The pareto of fatalities does not directly relate however to the areas of greatest need right now. The greatest need is in the villages and not in Kathmandu. I can say that having walked the city and spoken to medical personnel from Stanford Medical who have given me first hand accounts from some villages they visited via helicopter in recent days.

In terms of the earthquake itself the damage in the city seems very localised and not very widespread. Deepak Chamlagain who has worked for 15 years as a seismologist in Nepal said the following in the Kathmandu Post yesterday:

“In many areas of Kathmandu and Lalitpur it doesn’t even look like an earthquake has just taken place. If we go towards the edges of the Kathmandu Valley, towards where the hills begin, there we can see the extent of the damage. Look at Bhaktapur, Sanjhu and Bungmati. There is massive damage. What has happened is that soil structure of the Valley propagated and amplified the shock waves towards the edges where the waves met the rock structures and were bounced back. That is where the damage occurred. The science here says that the cause of the damage is the amplification of the seismic wave energy. It is not just because of poor construction of buildings. It is because the soil conditions were not investigated and efforts were not undertaken to strengthen the quality of the soil.”

For those in the mostly affected rural villages, monsoon season is less than a month away and the race now is to ensure that folks in those mountain village areas have somewhere to sleep and enough food and fuel to make it through that period. For some villages the priority is tents and food, for others its just food and meds. Folks in the mountains are resourceful. They built villages at 4000m with no roads or transport routes of any type, so they will find a way to source what they need to rebuild their villages over time. But right now they need the basics and in some cases they need medical expertise too to aid the wounded.
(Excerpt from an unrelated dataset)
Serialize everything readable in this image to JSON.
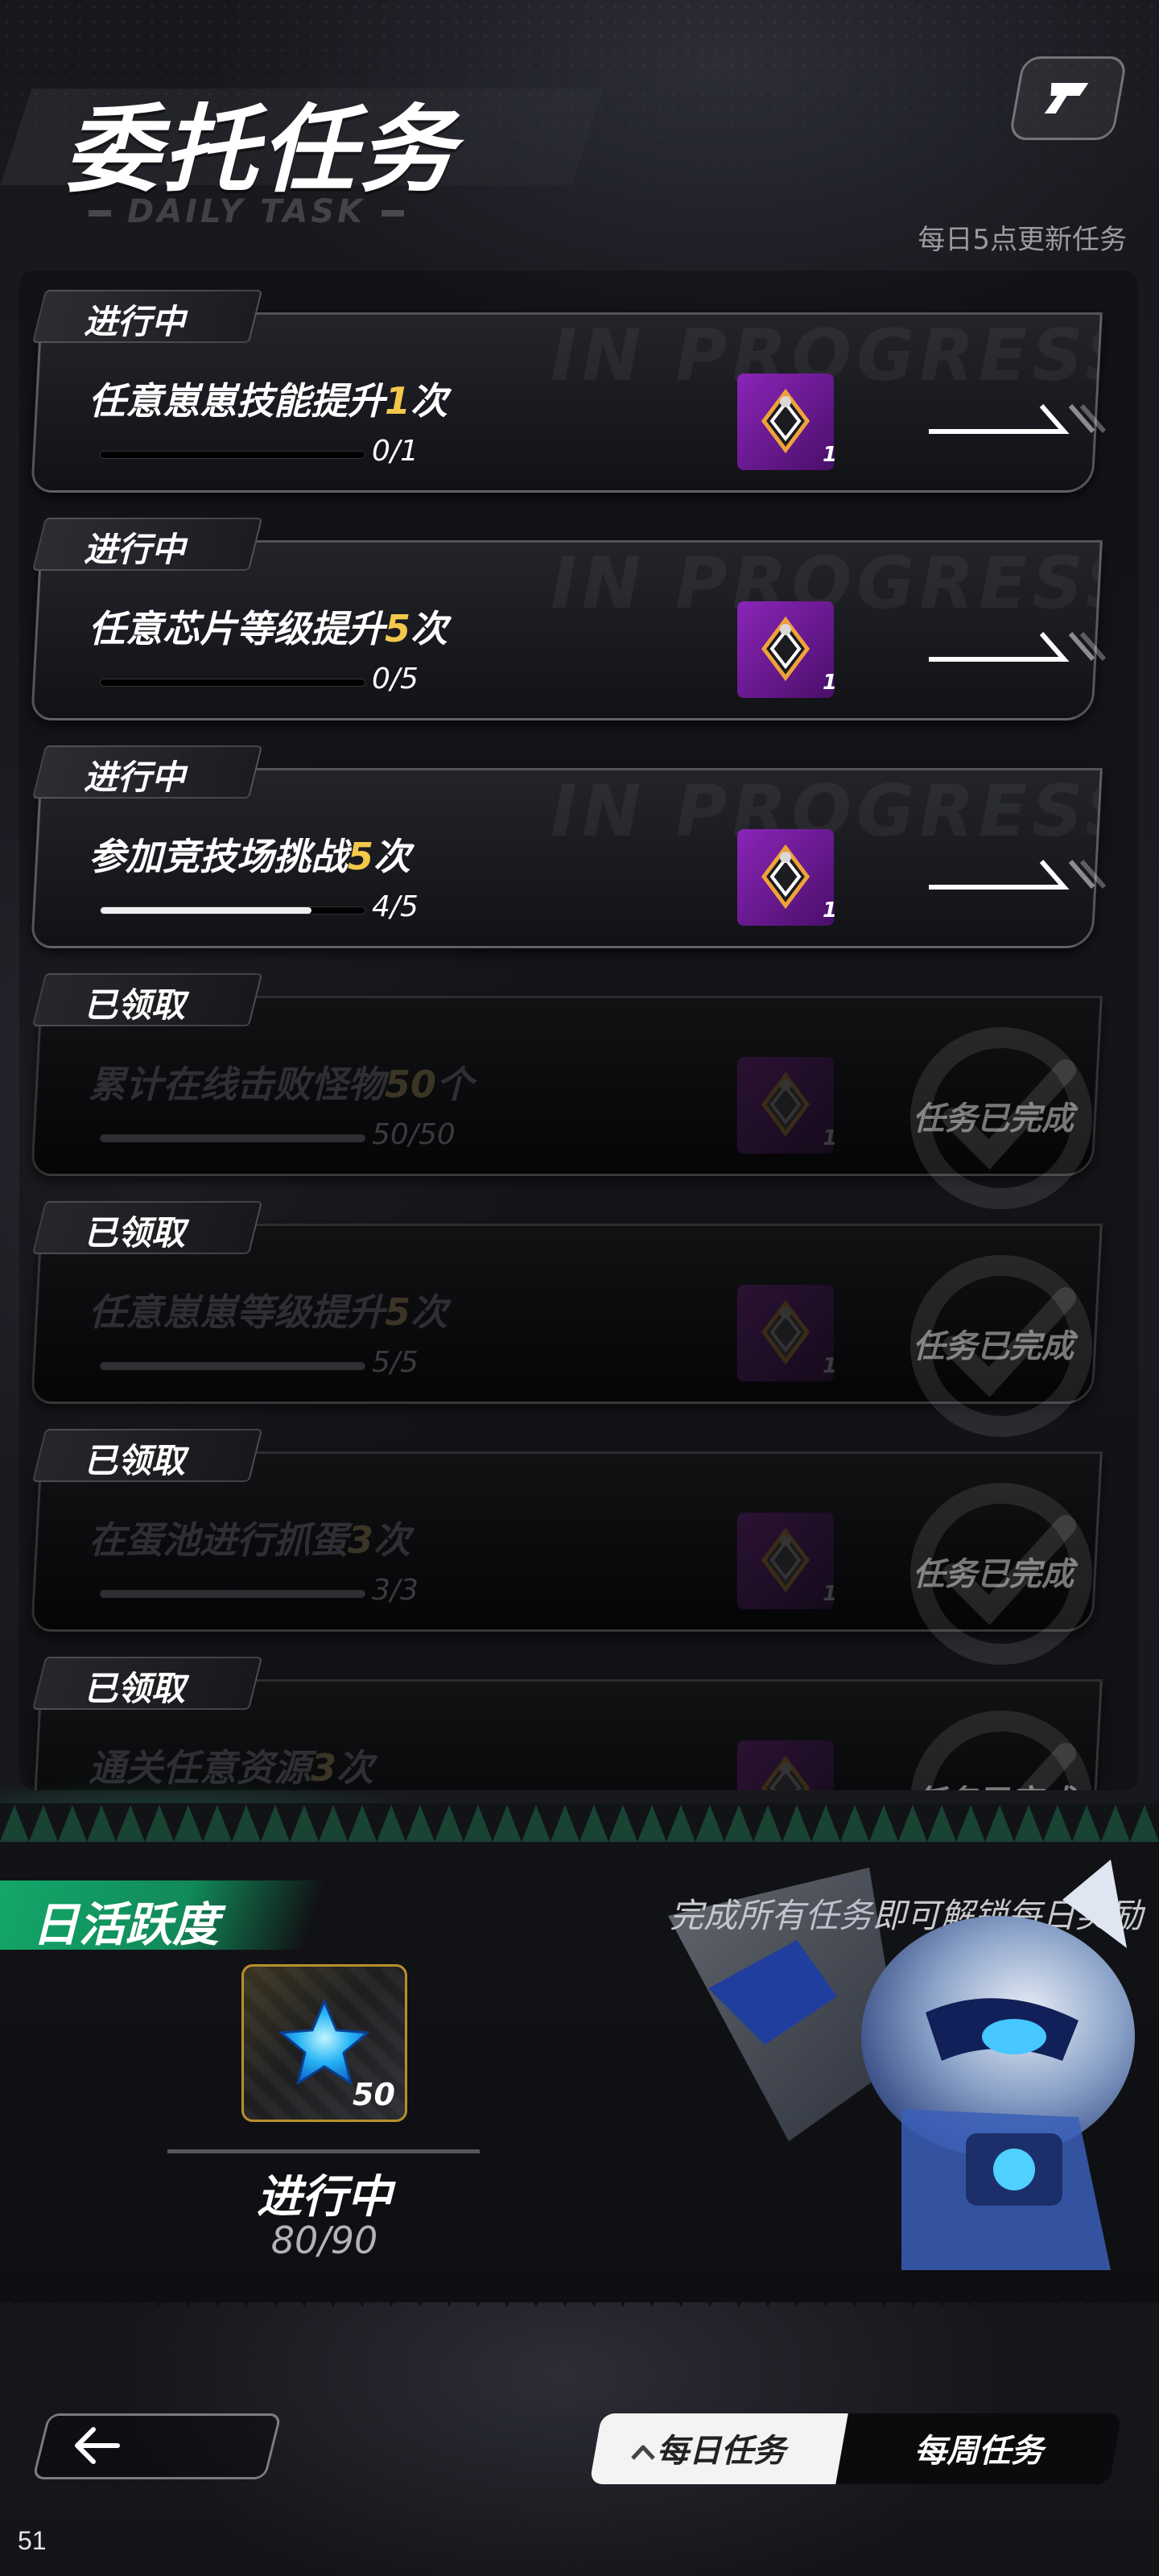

Many of our Sherpa come from a village in Dolakha district called Rolwalling. The villagers have all evacuated to a different location where they are staying in tents, so they are structurally fine for now and just need a supply of food and meds. They were lucky because next door in Beding the village was wiped out and the same happened in Langtang where part of the glacier released and basically carved the entire village off the face of the earth. It is gone without any trace. Other villages suffered significant structural damage and landslides due to the soil type which isolates them from rescue and relief. Many are living under tarp or whatever makeshift materials they can get their hands on, which won’t bear up well when the rains come.

I am attempting to link with locals and our Sherpa to see how funds raised in Ireland could go directly into food or aid drops to some of these most effected villages. In the meantime please can you check where your funds are going and please be insistent in knowing that they are going to those most in need.

I will write shortly with some specific recommendations and perhaps even an option for a direct set of food drops via helicopter using local contacts here sponsored directly by funds raised in Ireland. Many great organisations are out here attempting exactly this on a larger scale but use of government helicopters will result in delays due to bureaucracy and local political ineptitude which may then require more local solutions and time is ticking by.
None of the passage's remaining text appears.